De ese filtro doce participantes se convierten en concursantes oficiales para las siguientes rondas, que trasmiten formalmente en vivo por las principales cadenas afiliadas en horario apto para todo público.

Después de la ronda de audición dos concursantes son eliminados en cada episodio.

El ganador recibe un premio de cincuenta mil dólares. Se somete así a un contrato de publicación de todos los cuentos presentados durante la temporada, que pasan a ser propiedad exclusiva de la Western Continent Choice.

Para la Sexta Edición el jurado evaluó a participantes entre 18 y 45 años de 20 países de Latinoamérica.

El escritor es el ganador de la competencia.

Para esa edición Jorge Riquelme ganó con el relato titulado A-dioses, una alegoría sobre la indiferencia, con personajes pusilánimes que mediante sus acciones afirman su presencia en la medida que se ausentan más. Con una “prosa áspera” (acotación de GARY), “el autor abordó exploraciones psíquicas para describir las posturas radicales y morales de los personajes ante la explosión de una bomba en la escuela de un pueblo en la Cordillera de los Andes. Destaca de manera siniestra las opiniones insanas de las personas que juzgan, con altanera seguridad, los acontecimientos ajenos que creen entender.”

El escritor obtiene el segundo lugar de la competencia.
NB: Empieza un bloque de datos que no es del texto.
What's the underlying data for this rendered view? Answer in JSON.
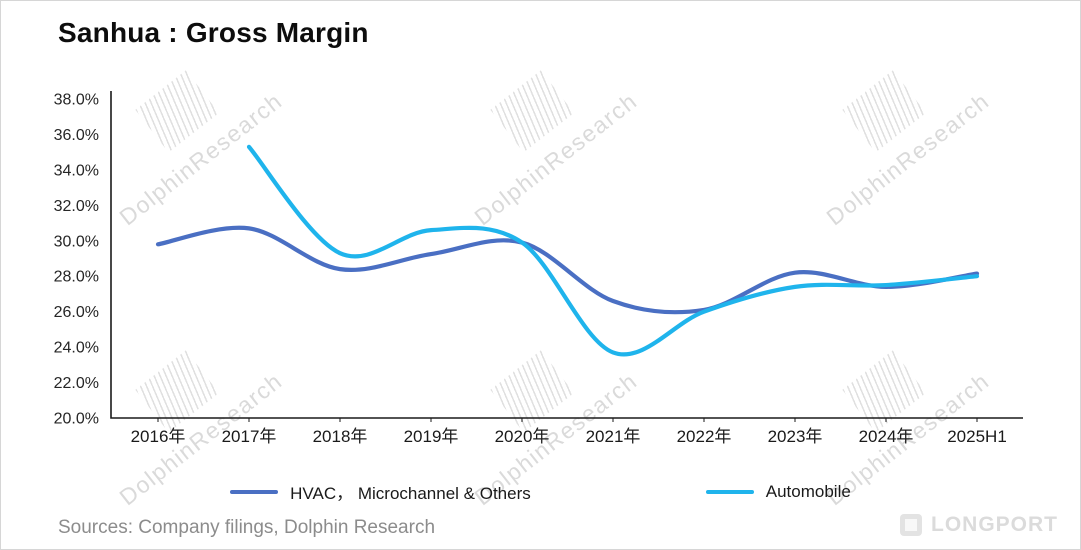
{
  "title": "Sanhua : Gross Margin",
  "watermark": "DolphinResearch",
  "footer": {
    "sources": "Sources: Company filings, Dolphin Research",
    "brand": "LONGPORT"
  },
  "chart_data": {
    "type": "line",
    "title": "Sanhua : Gross Margin",
    "categories": [
      "2016年",
      "2017年",
      "2018年",
      "2019年",
      "2020年",
      "2021年",
      "2022年",
      "2023年",
      "2024年",
      "2025H1"
    ],
    "series": [
      {
        "name": "HVAC， Microchannel & Others",
        "color": "#4a6fc3",
        "values": [
          29.8,
          30.7,
          28.4,
          29.25,
          29.9,
          26.6,
          26.1,
          28.2,
          27.4,
          28.15
        ]
      },
      {
        "name": "Automobile",
        "color": "#1fb4ec",
        "values": [
          null,
          35.3,
          29.3,
          30.6,
          29.9,
          23.7,
          26.0,
          27.4,
          27.5,
          28.0
        ]
      }
    ],
    "xlabel": "",
    "ylabel": "",
    "ylim": [
      20.0,
      38.0
    ],
    "ytick_step": 2.0,
    "ytick_format": "percent_1dp",
    "grid": false,
    "legend_position": "bottom"
  }
}
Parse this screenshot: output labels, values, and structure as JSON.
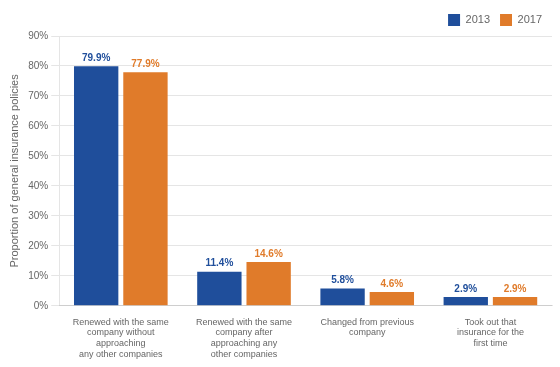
{
  "chart_data": {
    "type": "bar",
    "categories": [
      "Renewed with the same\ncompany without approaching\nany other companies",
      "Renewed with the same\ncompany after approaching any\nother companies",
      "Changed from previous company",
      "Took out that insurance for the\nfirst time"
    ],
    "series": [
      {
        "name": "2013",
        "color": "#1F4E9B",
        "values": [
          79.9,
          11.4,
          5.8,
          2.9
        ],
        "value_labels": [
          "79.9%",
          "11.4%",
          "5.8%",
          "2.9%"
        ]
      },
      {
        "name": "2017",
        "color": "#E07B2A",
        "values": [
          77.9,
          14.6,
          4.6,
          2.9
        ],
        "value_labels": [
          "77.9%",
          "14.6%",
          "4.6%",
          "2.9%"
        ]
      }
    ],
    "ylabel": "Proportion of general insurance policies",
    "ylim": [
      0,
      90
    ],
    "yticks": [
      {
        "value": 0,
        "label": "0%"
      },
      {
        "value": 10,
        "label": "10%"
      },
      {
        "value": 20,
        "label": "20%"
      },
      {
        "value": 30,
        "label": "30%"
      },
      {
        "value": 40,
        "label": "40%"
      },
      {
        "value": 50,
        "label": "50%"
      },
      {
        "value": 60,
        "label": "60%"
      },
      {
        "value": 70,
        "label": "70%"
      },
      {
        "value": 80,
        "label": "80%"
      },
      {
        "value": 90,
        "label": "90%"
      }
    ],
    "grid": true,
    "legend": "upper right",
    "data_labels": true
  }
}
Gabriela Espada presentó el cuento Muerte entre las flores, cuya prosa iba desengranando los sentimientos reprimidos de un hombre que solo con sus gestos confiesa el asesinato de su esposa. “Una trama sobre el duelo y la confusión trastornada por el cinismo, la sospecha y el velo del machismo que cubre una sociedad falocrática” (citas preliminares del veredicto de GARY).

El escritor ganó el segmento de la Caja de Herramientas o Reto de eliminación.

Se pone a prueba la cualidad del escritor donde presenta un cuento con ciertas restricciones de estilo. GARY en el episodio 4 pidió a los concursantes un texto donde no hubiera presencia del pronombre relativo “Que”. En el episodio 6, un texto libre de signos de puntuación. La valoración final se promediaba en la fuerza tonal del stream of consciousness, donde el lector de manera instintiva establece las pausas más acordes al ritmo de la trama.

El escritor era parte del equipo ganador en el Desafío Dadá y avanzó a la siguiente ronda.

En este bloque los escritores tienen que elaborar en conjunto un cuento a partir de retazos asignados de manera aleatoria por GARY: frases inconexas de orden enciclopédico, diálogos de diversas series o películas taquilleras, paremias, onomatopeyas, extractos notables de autores reconocidos siendo plagiados por otros autores no tan conocidos, manual de instrucciones de lavadoras, tablas nutricionales, discursos políticos, manifiestos, etc. “Los fragmentos son asignados de manera trivial y azarosa. Se limita a la capacidad de información que puedo almacenar en mi conciencia cuántica. Es un acto semejante a cuando metes la mano en una bolsa de fichas de un juego de Scrabble. Este acto se hace no para tomar precisamente lo que necesitas, sino lo que te corresponde y te ves obligado a hacer que funcione…darle sentido al sinsentido” (referencia explicativa de GARY antes del arranque del desafío en el episodio 3 y 5 respectivamente).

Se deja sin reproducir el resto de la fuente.